Physical examination should include an assessment of range of motion, neurovascular integrity, and rotator cuff strength. Often, the tests for subscapularis function, belly press, lift-off, and modified lift-off,45 are not possible as the internal range of motion may be decreased. The bear hug test and advanced imaging are helpful in this scenario.

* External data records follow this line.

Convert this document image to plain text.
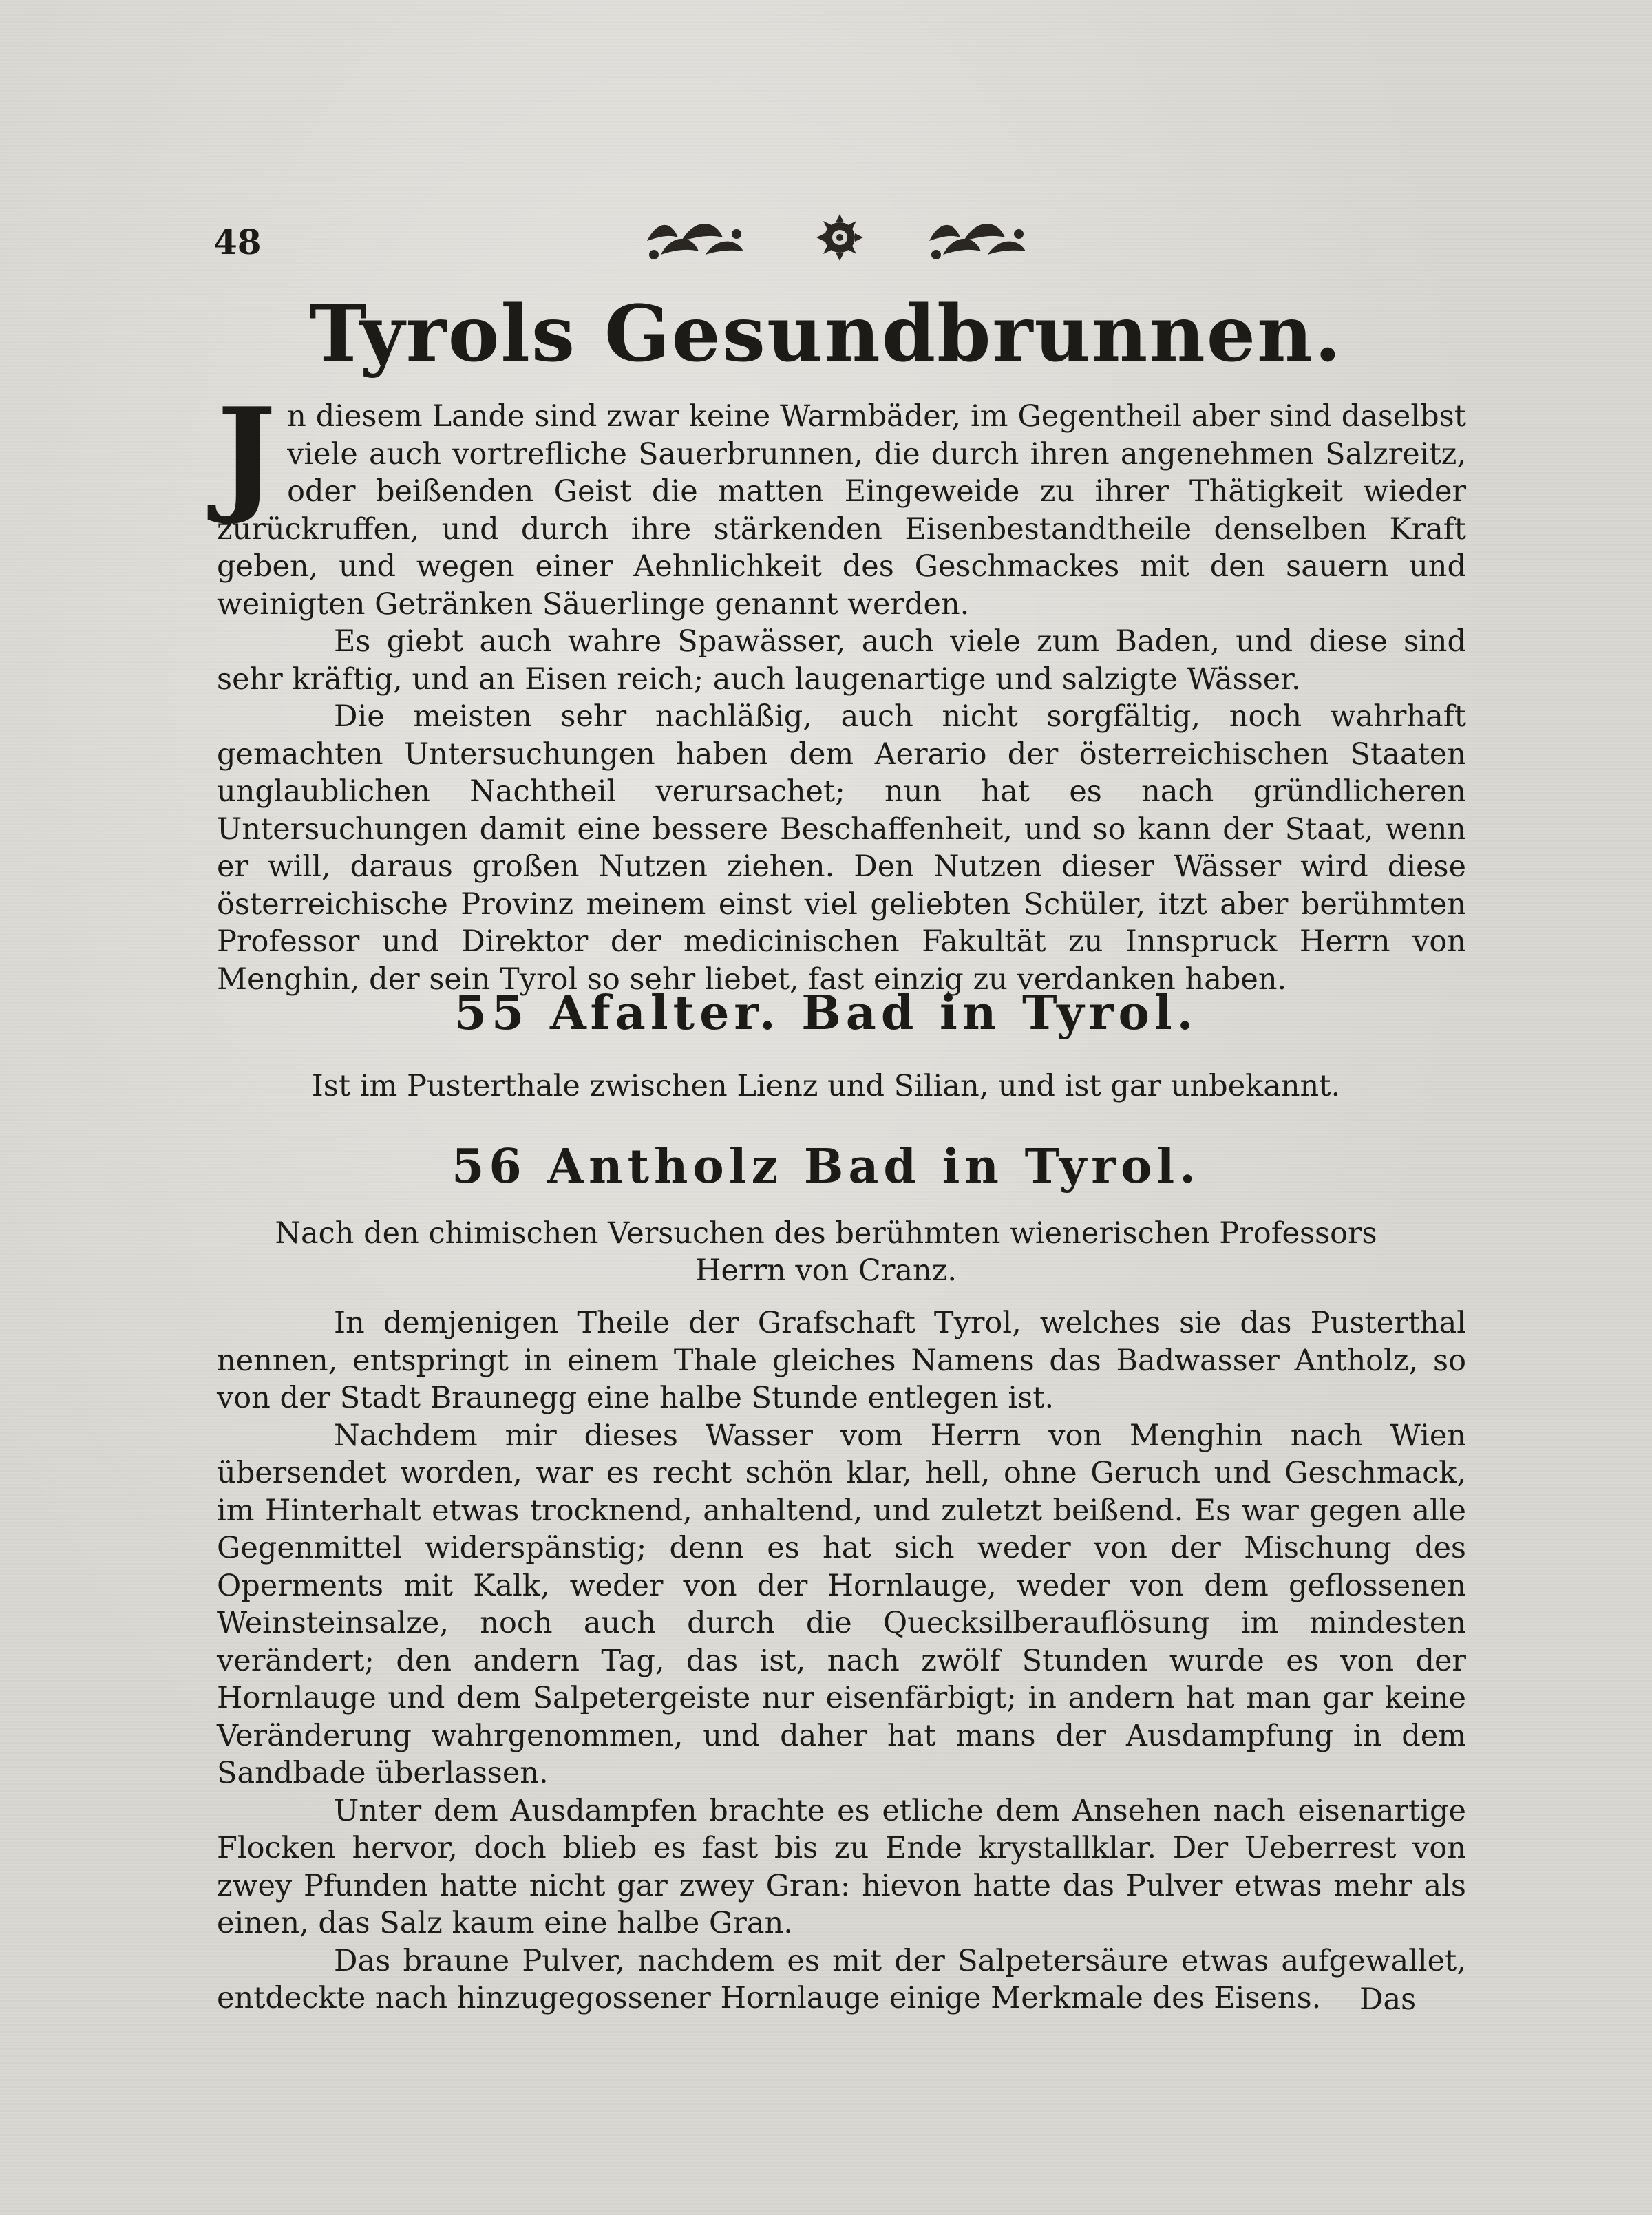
48
Tyrols Gesundbrunnen.

Jn diesem Lande sind zwar keine Warmbäder, im Gegentheil aber sind daselbst viele auch vortrefliche Sauerbrunnen, die durch ihren angenehmen Salzreitz, oder beißenden Geist die matten Eingeweide zu ihrer Thätigkeit wieder zurückruffen, und durch ihre stärkenden Eisenbestandtheile denselben Kraft geben, und wegen einer Aehnlichkeit des Geschmackes mit den sauern und weinigten Getränken Säuerlinge genannt werden.

Es giebt auch wahre Spawässer, auch viele zum Baden, und diese sind sehr kräftig, und an Eisen reich; auch laugenartige und salzigte Wässer.

Die meisten sehr nachläßig, auch nicht sorgfältig, noch wahrhaft gemachten Untersuchungen haben dem Aerario der österreichischen Staaten unglaublichen Nachtheil verursachet; nun hat es nach gründlicheren Untersuchungen damit eine bessere Beschaffenheit, und so kann der Staat, wenn er will, daraus großen Nutzen ziehen. Den Nutzen dieser Wässer wird diese österreichische Provinz meinem einst viel geliebten Schüler, itzt aber berühmten Professor und Direktor der medicinischen Fakultät zu Innspruck Herrn von Menghin, der sein Tyrol so sehr liebet, fast einzig zu verdanken haben.

55 Afalter. Bad in Tyrol.
Ist im Pusterthale zwischen Lienz und Silian, und ist gar unbekannt.
56 Antholz Bad in Tyrol.
Nach den chimischen Versuchen des berühmten wienerischen Professors
Herrn von Cranz.

In demjenigen Theile der Grafschaft Tyrol, welches sie das Pusterthal nennen, entspringt in einem Thale gleiches Namens das Badwasser Antholz, so von der Stadt Braunegg eine halbe Stunde entlegen ist.

Nachdem mir dieses Wasser vom Herrn von Menghin nach Wien übersendet worden, war es recht schön klar, hell, ohne Geruch und Geschmack, im Hinterhalt etwas trocknend, anhaltend, und zuletzt beißend. Es war gegen alle Gegenmittel widerspänstig; denn es hat sich weder von der Mischung des Operments mit Kalk, weder von der Hornlauge, weder von dem geflossenen Weinsteinsalze, noch auch durch die Quecksilberauflösung im mindesten verändert; den andern Tag, das ist, nach zwölf Stunden wurde es von der Hornlauge und dem Salpetergeiste nur eisenfärbigt; in andern hat man gar keine Veränderung wahrgenommen, und daher hat mans der Ausdampfung in dem Sandbade überlassen.

Unter dem Ausdampfen brachte es etliche dem Ansehen nach eisenartige Flocken hervor, doch blieb es fast bis zu Ende krystallklar. Der Ueberrest von zwey Pfunden hatte nicht gar zwey Gran: hievon hatte das Pulver etwas mehr als einen, das Salz kaum eine halbe Gran.

Das braune Pulver, nachdem es mit der Salpetersäure etwas aufgewallet, entdeckte nach hinzugegossener Hornlauge einige Merkmale des Eisens.	Das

Plain radiographs should include the Grashey view, axillary lateral, and scapular Y view (Figure 46-2). For patients proceeding to surgery, we prefer a CT scan for preoperative planning. The CT scan allows assessment of the relevant metric of fatty infiltration of the rotator cuff13 (note the Goutallier scale is a CT-based grading scale46). Furthermore, the excellent bony definition allows the use of not only coronal and sagittal reformats but also 3D volume rendering and proprietary implant templating software.26
![]() FIGURE 46-2 Radiographs. Preoperative: (A) Grashey, (B) axillary lateral, and (C) scapular Y views. D, Postoperative Grashey. E, Two-week postoperative axillary lateral view shows osteotomy in place with osteotomy plane (yellow arrow) still visible. F, By 6 weeks after operation the osteotomy has completely healed with typical bony union.